Disiplin kurullarında sendika temsilcisi olmadan alınan kararlar geçerli mi? Disiplin kurullarında sendika temsilcisi olmadan alınan kararlar geçerli mi?

Karşı Tarafın Savunması: Davalı idare tarafından, İdare Mahkemesince verilen kararın usul ve hukuka uygun bulunduğu ve temyiz dilekçesinde öne sürülen nedenlerin, kararın bozulmasını gerektirecek nitelikte olmadığı belirtilerek temyiz isteminin reddi gerektiği savunulmaktadır.

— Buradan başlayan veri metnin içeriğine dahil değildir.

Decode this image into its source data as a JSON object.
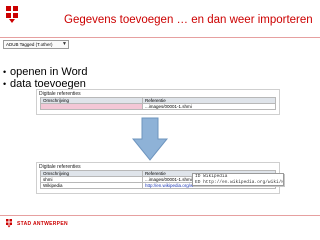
{
  "slide": {
    "title": "Gegevens toevoegen … en dan weer importeren",
    "accent_color": "#cc0000"
  },
  "logo": {
    "icon": "antwerp-hand-logo"
  },
  "toolbar": {
    "value": "ADUB Tagged (T.other)",
    "icon": "dropdown-arrow-icon"
  },
  "bullets": [
    {
      "text": "openen in Word"
    },
    {
      "text": "data toevoegen"
    }
  ],
  "doc_before": {
    "heading": "Digitale referenties",
    "headers": [
      "Omschrijving",
      "Referentie"
    ],
    "rows": [
      {
        "omschrijving": "",
        "referentie": "...images/00001-1.shmi"
      }
    ]
  },
  "arrow": {
    "icon": "down-arrow-icon",
    "color": "#8eb2d7"
  },
  "doc_after": {
    "heading": "Digitale referenties",
    "headers": [
      "Omschrijving",
      "Referentie"
    ],
    "rows": [
      {
        "omschrijving": "shmi",
        "referentie": "...images/00001-1.shmi"
      },
      {
        "omschrijving": "Wikipedia",
        "referentie": "http://en.wikipedia.org/wiki/Heathfield"
      }
    ]
  },
  "popup": {
    "lines": [
      "ID Wikipedia",
      "ED http://en.wikipedia.org/wiki/Heathfield"
    ]
  },
  "footer": {
    "text": "STAD ANTWERPEN"
  }
}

Danıştay Tetkik Hakimi Kasım Kirazlı'nın Düşüncesi: Temyiz isteminin kabulü ile Ankara 13. İdare Mahkemesi ısrar kararının bozulması gerektiği düşünülmektedir.

TÜRK MİLLETİ ADINA

İnceleme ve Gerekçe:

Maddi Olay:

Davacı, 26/01/2012 tarihinde aday memur olarak açıktan atanma suretiyle Yargıtay Başkanlığında zabıt katibi olarak göreve başlamıştır.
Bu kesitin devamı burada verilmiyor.